Yesterday, on Memorial Day and almost secretly, the Israeli Supreme Court published its ruling regarding the legality of the eviction orders of thousands of Palestinians living in the south Hebron….

Yesterday, on Memorial Day and almost secretly, the Israeli Supreme Court published its ruling regarding the legality of the eviction orders of thousands of Palestinians living in the south Hebron Hills in an area declared as a firing zone (No. 918).

The court rejected the residents’ petition thus ending proceedings Lasting more than 20 years in which the danger of deportation hovers over thousands of Palestinians living in the declared “firing zone”.

The ruling rejected the claim that the prohibition of forcible transfer set forth in international law is customary and binding. Judge Mintz ruled that this was a treaty norm, that is, one that expresses agreements between states but is not enforceable in a domestic court.

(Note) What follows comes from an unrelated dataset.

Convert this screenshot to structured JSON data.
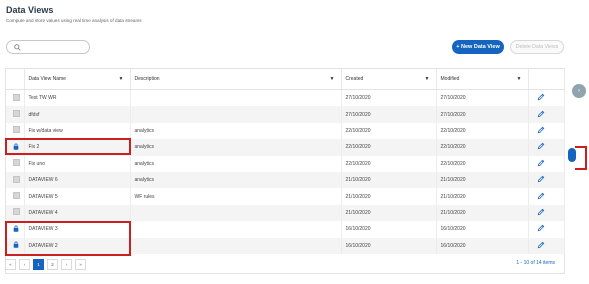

Beyond the fact that this is a cruel decision that could lead to a humanitarian catastrophe, this rationale denying that the prohibition on forced transfer is customary law is nothing less than an embarrassing legal error. So basic that it can be said that its equivalent in political science is to deny the claim that freedom of expression is a principle and characteristic of a democratic regime. The prohibition on forced transfer is perhaps one of the oldest in the prohibitions of modern war laws.

In 1863, in the midst of the American Civil War, Professor Francis Lieber formulated at the request of President Lincoln a draft code codifying the principles of the laws of war of the period. Lincoln published it as a legally binding proclamation, known as the “Lieber Code .”

Article 23 of the Code established the most basic prohibitions on the occupation army, alongside the prohibition of murder and enslavement of the citizens of the Occupied Territories, is the prohibition on “removal of civilians to remote areas”.

This principle developed into an explicit and clear prohibition of international law on both deportations (i.e. across the border) and forced transfer (i.e. within the country) and this prohibition was enshrined in the 1949 Geneva Convention and its violation was defined as a war crime the Nuremberg Military Court and a crime against humanity the Rome Statute of the International Criminal Court. The Red Cross also stated in a comprehensive study that the prohibition on forced transfer is a binding custom.

And it makes so much sense. The world we live in is a world where slavery is forbidden, the murder of civilians is forbidden and deportation is forbidden. It seems to me that this is an intuitive moral principle.

So beyond the fact that the Israeli High Court yesterday put thousands of Palestinians in danger of forced transfer and this is, of course, the most serious thing, it also failed in my opinion to apply relevant law and made a serious legal error.